Kepala BSSN: Bantu Polri dalam Penanggulangan Terorisme dan Hoax

JAKARTA (!) – Kepala Badan Siber dan Sandi Negara (BSSN) Mayjen TNI Djoko Setiadi mengatakan BSSN akan membantu Polri dalam penanggulangan terorisme dan hoax dengan menggunakan teknologi yang terkini dan tercanggih.

“Kita akan membantu Mabes Polri dalam penanggulangan (terorisme). Kami menggunakan teknologi yang terkini, mampu mendeteksi, mencari, apapun yang kami temukan kita akan sharing dengan yang berwenang. Dalam hal ini kepolisian,” kata Djoko Setiadi usai dilantik Presiden Joko Widodo di Istana Negara Jakarta, Rabu (3/1).

Djoko mengungkapkan terorisme telah masuk ke dunia siber dengan menggunakan sistem komunikasi yang baik dan sulit ditembus. Namaun, BSSN dan Polri sudah siap dengan segala-galanya.

“Kami sudah siapkan segala-galanya, kalau ada serangan siber dari manapun kita juga harus hadapi dengan teknologi,” kata Kepala BSSN ini.

Setiadi juga mengatakan BSSN iakan mendeteksi berita bohong (hoaks) yang bisa memberikan dampak negatif terhadap persatuan bangsa.

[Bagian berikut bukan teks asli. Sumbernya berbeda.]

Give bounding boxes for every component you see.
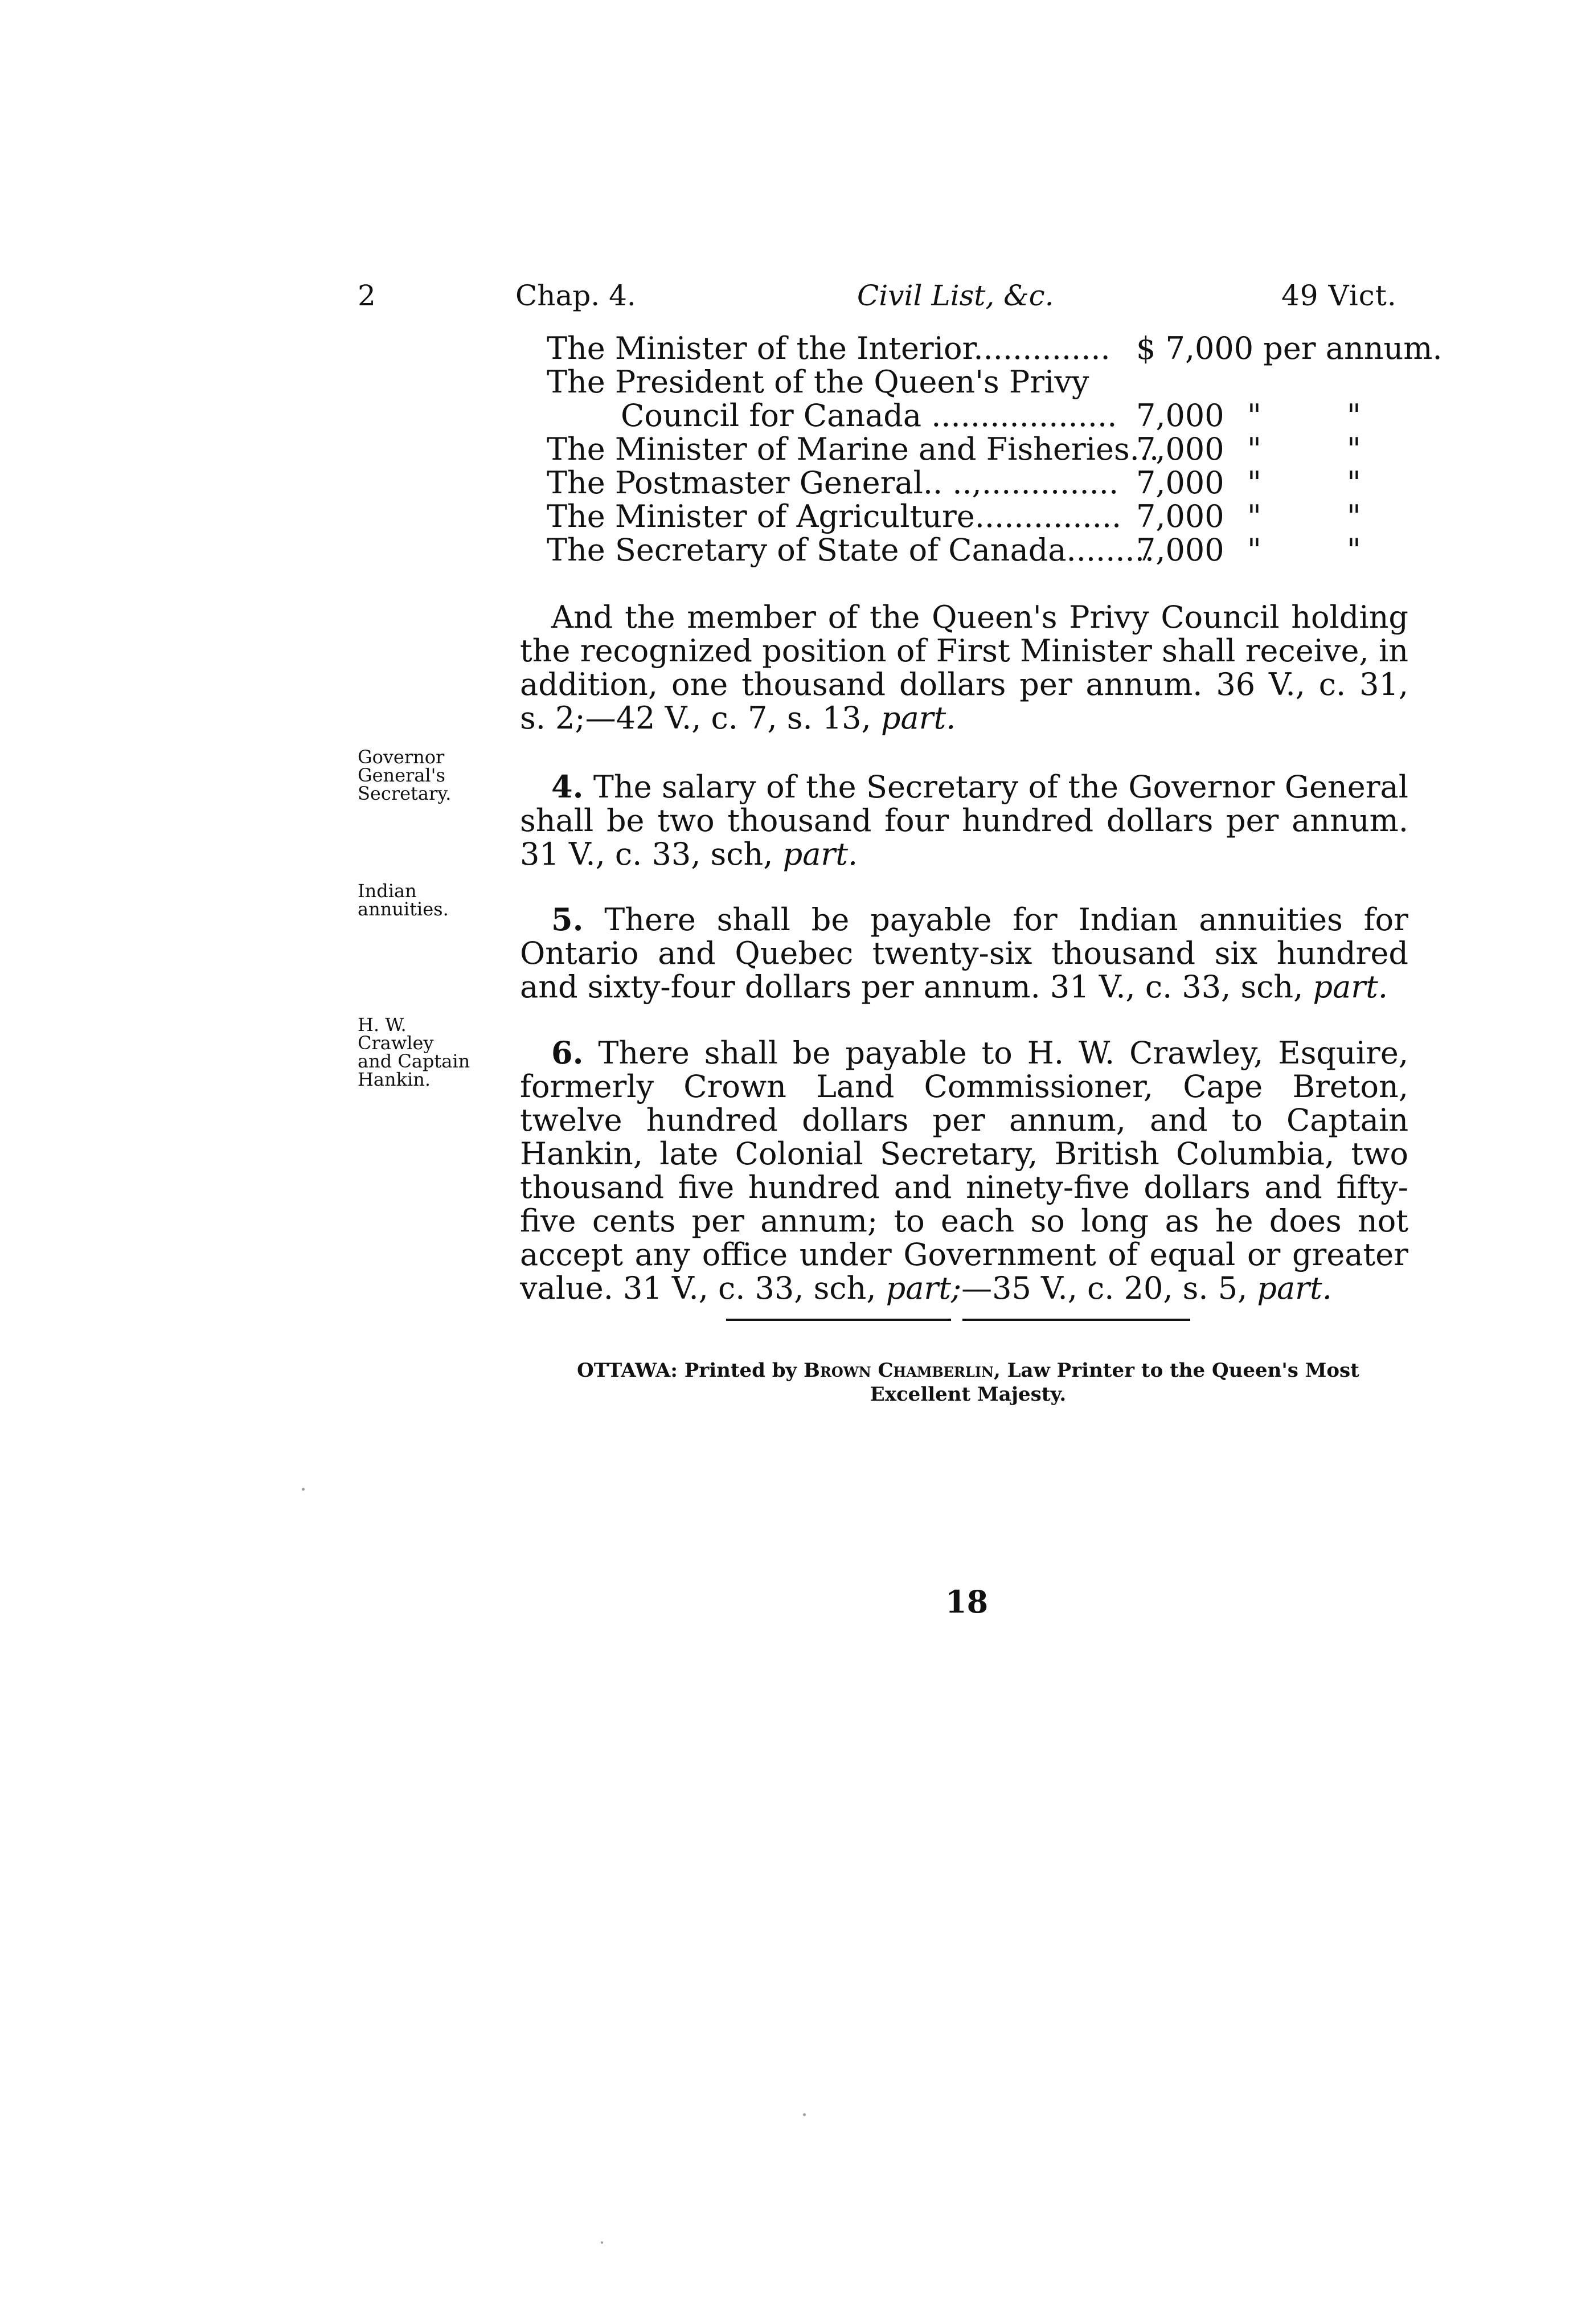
citation-part: part. <box>782 836 858 872</box>
paragraph-text: And the member of the Queen's Privy Council holding the recognized position of First Minister shall receive, in addition, one thousand dollars per annum. 36 V., c. 31, s. 2;—42 V., c. 7, s. 13, <box>520 599 1408 736</box>
section-number: 4. <box>551 768 584 805</box>
ditto-mark: " <box>1347 431 1361 467</box>
paper-speck <box>803 2113 806 2116</box>
salary-row <box>547 399 1435 432</box>
margin-note: H. W. Crawley and Captain Hankin. <box>358 1014 470 1090</box>
imprint-prefix: OTTAWA: Printed by <box>577 1359 797 1382</box>
citation-part: part. <box>1257 1270 1332 1306</box>
salary-row <box>547 330 1443 366</box>
page-number: 2 <box>358 279 376 312</box>
closing-rule <box>962 1319 1190 1321</box>
salary-office: The Minister of the Interior.............. <box>547 330 1110 366</box>
imprint-suffix: , Law Printer to the Queen's Most <box>993 1359 1359 1382</box>
salary-row <box>547 365 1435 399</box>
ditto-mark: " <box>1347 532 1361 568</box>
salary-office: The Secretary of State of Canada......... <box>547 532 1155 568</box>
imprint-line-2: Excellent Majesty. <box>870 1383 1067 1406</box>
salary-amount: 7,000 <box>1136 498 1224 534</box>
salary-amount: 7,000 <box>1136 398 1224 433</box>
section-text-continued: —35 V., c. 20, s. 5, <box>961 1270 1248 1306</box>
ditto-mark: " <box>1247 532 1261 568</box>
section-6 <box>520 1036 1408 1305</box>
margin-note: Governor General's Secretary. <box>358 746 452 804</box>
regnal-year: 49 Vict. <box>1281 279 1397 312</box>
salary-row <box>547 432 1435 466</box>
salary-amount: 7,000 <box>1136 431 1224 467</box>
chapter-label: Chap. 4. <box>515 279 636 312</box>
salary-row <box>547 533 1435 567</box>
first-minister-paragraph <box>520 600 1408 735</box>
citation-part: part. <box>1313 969 1388 1005</box>
salary-office: The Minister of Agriculture............... <box>547 498 1122 534</box>
ditto-mark: " <box>1247 498 1261 534</box>
ditto-mark: " <box>1247 465 1261 501</box>
section-text: There shall be payable to H. W. Crawley, Esquire, formerly Crown Land Commissioner, Cape Breton, twelve hundred dollars per annum, and to Captain Hankin, late Colonial Secretary, British Columbia, two thousand five hundred and ninety-five dollars and fifty-five cents per annum; to each so long as he does not accept any office under Government of equal or greater value. 31 V., c. 33, sch, <box>520 1035 1408 1306</box>
section-4 <box>520 770 1408 871</box>
section-text: The salary of the Secretary of the Governor General shall be two thousand four hundred dollars per annum. 31 V., c. 33, sch, <box>520 769 1408 872</box>
salary-office: The Postmaster General.. ..,.............. <box>547 465 1119 501</box>
ditto-mark: " <box>1347 498 1361 534</box>
section-5 <box>520 903 1408 1004</box>
running-title: Civil List, &c. <box>857 279 1054 312</box>
salary-amount: 7,000 <box>1136 532 1224 568</box>
ditto-mark: " <box>1247 431 1261 467</box>
closing-rule <box>726 1319 951 1321</box>
salary-office: The Minister of Marine and Fisheries... <box>547 431 1159 467</box>
salary-row <box>547 466 1435 500</box>
salary-office: The President of the Queen's Privy <box>547 364 1089 400</box>
paper-speck <box>601 2241 603 2244</box>
printer-name: Brown Chamberlin <box>804 1359 994 1382</box>
ditto-mark: " <box>1247 398 1261 433</box>
margin-note: Indian annuities. <box>358 880 449 920</box>
ditto-mark: " <box>1347 398 1361 433</box>
salary-row <box>547 500 1435 533</box>
section-number: 5. <box>551 901 584 938</box>
section-text: There shall be payable for Indian annuities for Ontario and Quebec twenty-six thousand six hundred and sixty-four dollars per annum. 31 V., c. 33, sch, <box>520 902 1408 1005</box>
salary-office: Council for Canada ................... <box>621 398 1117 433</box>
ditto-mark: " <box>1347 465 1361 501</box>
citation-part: part; <box>886 1270 962 1306</box>
imprint-line-1 <box>513 1359 1424 1382</box>
sheet-number: 18 <box>945 1584 989 1620</box>
salary-amount: $ 7,000 per annum. <box>1136 330 1443 366</box>
printer-imprint <box>513 1359 1424 1406</box>
section-number: 6. <box>551 1034 584 1071</box>
salary-table <box>547 330 1443 568</box>
paper-speck <box>302 1488 305 1491</box>
salary-amount: 7,000 <box>1136 465 1224 501</box>
citation-part: part. <box>880 700 956 736</box>
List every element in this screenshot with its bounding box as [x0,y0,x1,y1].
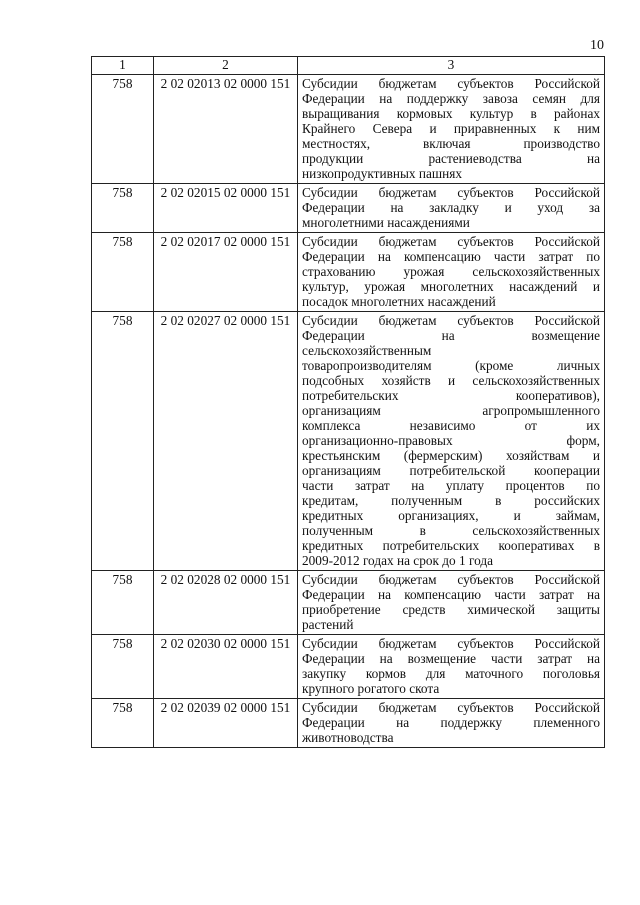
description-line: Субсидии бюджетам субъектов Российской [302,572,600,587]
admin-code-cell: 758 [92,699,154,748]
admin-code-cell: 758 [92,312,154,571]
table-body [92,75,605,748]
description-line: культур, урожая многолетних насаждений и [302,279,600,294]
description-line: низкопродуктивных пашнях [302,166,463,181]
header-col-2: 2 [154,57,298,75]
header-col-3: 3 [298,57,605,75]
description-line: Федерации на закладку и уход за [302,200,600,215]
description-line: закупку кормов для маточного поголовья [302,666,600,681]
description-line: части затрат на уплату процентов по [302,478,600,493]
revenue-code-cell: 2 02 02028 02 0000 151 [154,571,298,635]
revenue-code-cell: 2 02 02030 02 0000 151 [154,635,298,699]
description-line: подсобных хозяйств и сельскохозяйственных [302,373,600,388]
description-line: многолетними насаждениями [302,215,470,230]
description-line: кредитных организациях, и займам, [302,508,600,523]
page-number: 10 [590,38,604,53]
description-cell [298,635,605,699]
table-row [92,699,605,748]
description-cell [298,312,605,571]
description-line: кредитам, полученным в российских [302,493,600,508]
description-line: приобретение средств химической защиты [302,602,600,617]
description-line: местностях, включая производство [302,136,600,151]
description-line: потребительских кооперативов), [302,388,600,403]
description-line: Субсидии бюджетам субъектов Российской [302,700,600,715]
revenue-code-cell: 2 02 02013 02 0000 151 [154,75,298,184]
description-cell [298,75,605,184]
description-line: Федерации на возмещение [302,328,600,343]
header-col-1: 1 [92,57,154,75]
table-row [92,571,605,635]
description-line: Федерации на поддержку завоза семян для [302,91,600,106]
table-row [92,233,605,312]
description-line: растений [302,617,354,632]
table-row [92,75,605,184]
revenue-code-cell: 2 02 02015 02 0000 151 [154,184,298,233]
description-line: животноводства [302,730,394,745]
description-line: Федерации на возмещение части затрат на [302,651,600,666]
revenue-code-cell: 2 02 02027 02 0000 151 [154,312,298,571]
description-line: крестьянским (фермерским) хозяйствам и [302,448,600,463]
table-header-row [92,57,605,75]
description-cell [298,571,605,635]
revenue-code-cell: 2 02 02017 02 0000 151 [154,233,298,312]
description-line: крупного рогатого скота [302,681,440,696]
description-line: Субсидии бюджетам субъектов Российской [302,76,600,91]
description-line: выращивания кормовых культур в районах [302,106,600,121]
table-row [92,635,605,699]
description-line: Субсидии бюджетам субъектов Российской [302,185,600,200]
description-line: продукции растениеводства на [302,151,600,166]
budget-classification-table [91,56,605,748]
description-line: Федерации на компенсацию части затрат по [302,249,600,264]
admin-code-cell: 758 [92,233,154,312]
description-line: Субсидии бюджетам субъектов Российской [302,636,600,651]
admin-code-cell: 758 [92,184,154,233]
description-line: Федерации на поддержку племенного [302,715,600,730]
description-line: Федерации на компенсацию части затрат на [302,587,600,602]
admin-code-cell: 758 [92,635,154,699]
description-line: полученным в сельскохозяйственных [302,523,600,538]
description-line: 2009-2012 годах на срок до 1 года [302,553,494,568]
description-cell [298,699,605,748]
description-line: страхованию урожая сельскохозяйственных [302,264,600,279]
description-line: товаропроизводителям (кроме личных [302,358,600,373]
revenue-code-cell: 2 02 02039 02 0000 151 [154,699,298,748]
description-line: посадок многолетних насаждений [302,294,496,309]
table-row [92,184,605,233]
description-line: организациям агропромышленного [302,403,600,418]
description-line: Субсидии бюджетам субъектов Российской [302,313,600,328]
description-line: сельскохозяйственным [302,343,432,358]
table-row [92,312,605,571]
description-cell [298,184,605,233]
description-cell [298,233,605,312]
description-line: кредитных потребительских кооперативах в [302,538,600,553]
description-line: организационно-правовых форм, [302,433,600,448]
admin-code-cell: 758 [92,75,154,184]
description-line: Субсидии бюджетам субъектов Российской [302,234,600,249]
description-line: комплекса независимо от их [302,418,600,433]
description-line: Крайнего Севера и приравненных к ним [302,121,600,136]
admin-code-cell: 758 [92,571,154,635]
description-line: организациям потребительской кооперации [302,463,600,478]
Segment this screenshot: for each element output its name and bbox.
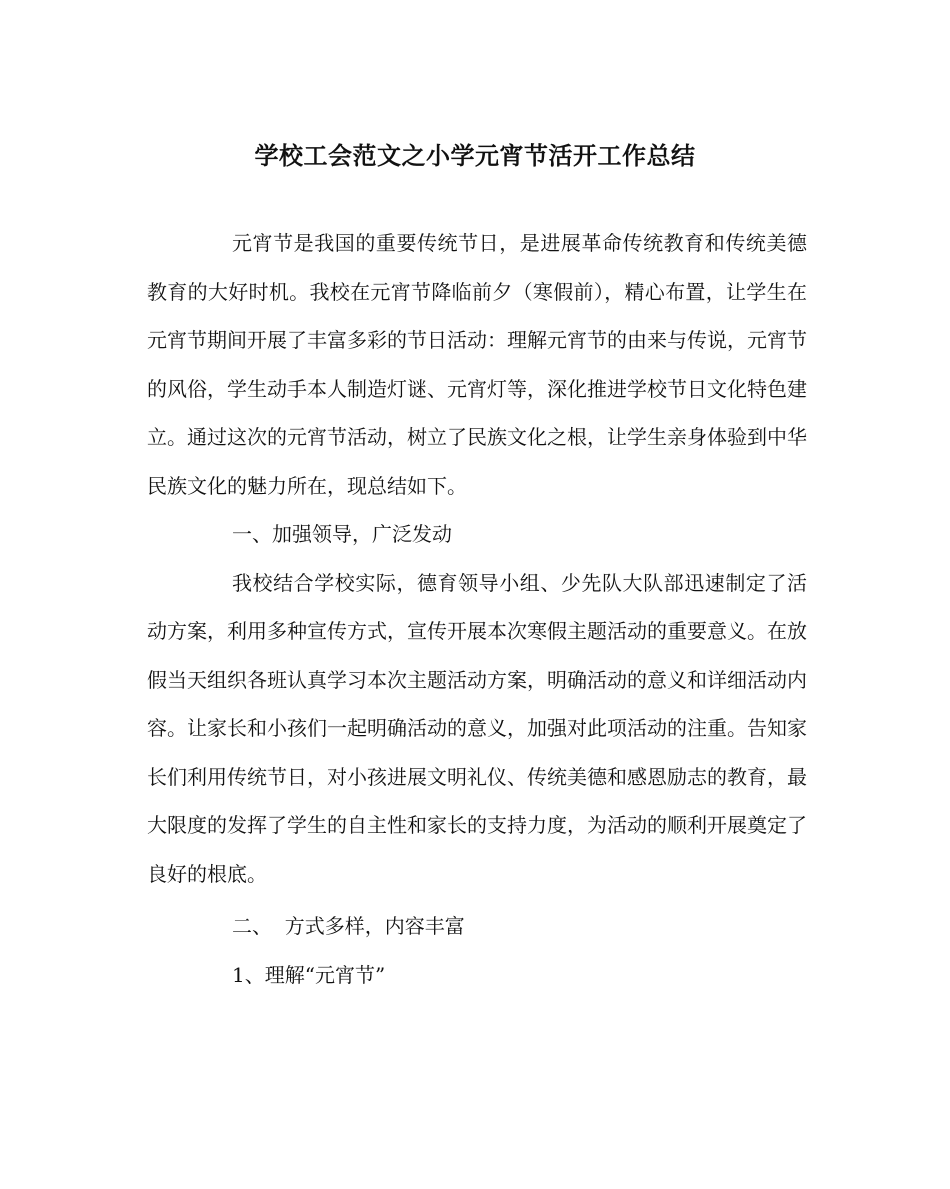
section-heading-1: 一、加强领导，广泛发动: [232, 522, 452, 546]
paragraph-intro: 元宵节是我国的重要传统节日，是进展革命传统教育和传统美德教育的大好时机。我校在元宵节降临前夕（寒假前），精心布置，让学生在元宵节期间开展了丰富多彩的节日活动：理解元宵节的由来与传说，元宵节的风俗，学生动手本人制造灯谜、元宵灯等，深化推进学校节日文化特色建立。通过这次的元宵节活动，树立了民族文化之根，让学生亲身体验到中华民族文化的魅力所在，现总结如下。: [147, 231, 807, 498]
subsection-heading-1: 1、理解“元宵节”: [232, 962, 386, 987]
document-body: [147, 219, 807, 999]
document-title: 学校工会范文之小学元宵节活开工作总结: [254, 141, 696, 170]
paragraph-section-1: 我校结合学校实际，德育领导小组、少先队大队部迅速制定了活动方案，利用多种宣传方式，宣传开展本次寒假主题活动的重要意义。在放假当天组织各班认真学习本次主题活动方案，明确活动的意义和详细活动内容。让家长和小孩们一起明确活动的意义，加强对此项活动的注重。告知家长们利用传统节日，对小孩进展文明礼仪、传统美德和感恩励志的教育，最大限度的发挥了学生的自主性和家长的支持力度，为活动的顺利开展奠定了良好的根底。: [147, 570, 807, 886]
section-heading-2: 二、 方式多样，内容丰富: [232, 914, 465, 938]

BSSN merupakan revitalisasi dari Lembaga Sandi Negara ia pimpin sebelumnya.

“Lemsaneg direvitalisasi, kalau kalimat saya, sandi itu adalah bahasa zaman dulu. Sekarang siber. Kalau badan sandi bertransformasi ke badan siber, itu memang sudah sewajarnya,” tuturnya.

Dia mengakui BSSN semakin besar dan tanggung jawabnya juga semakin besar. “Arahan Presiden kita harus bisa menjangkau sampai pengamanan WNI diutamakan,” ucapnya.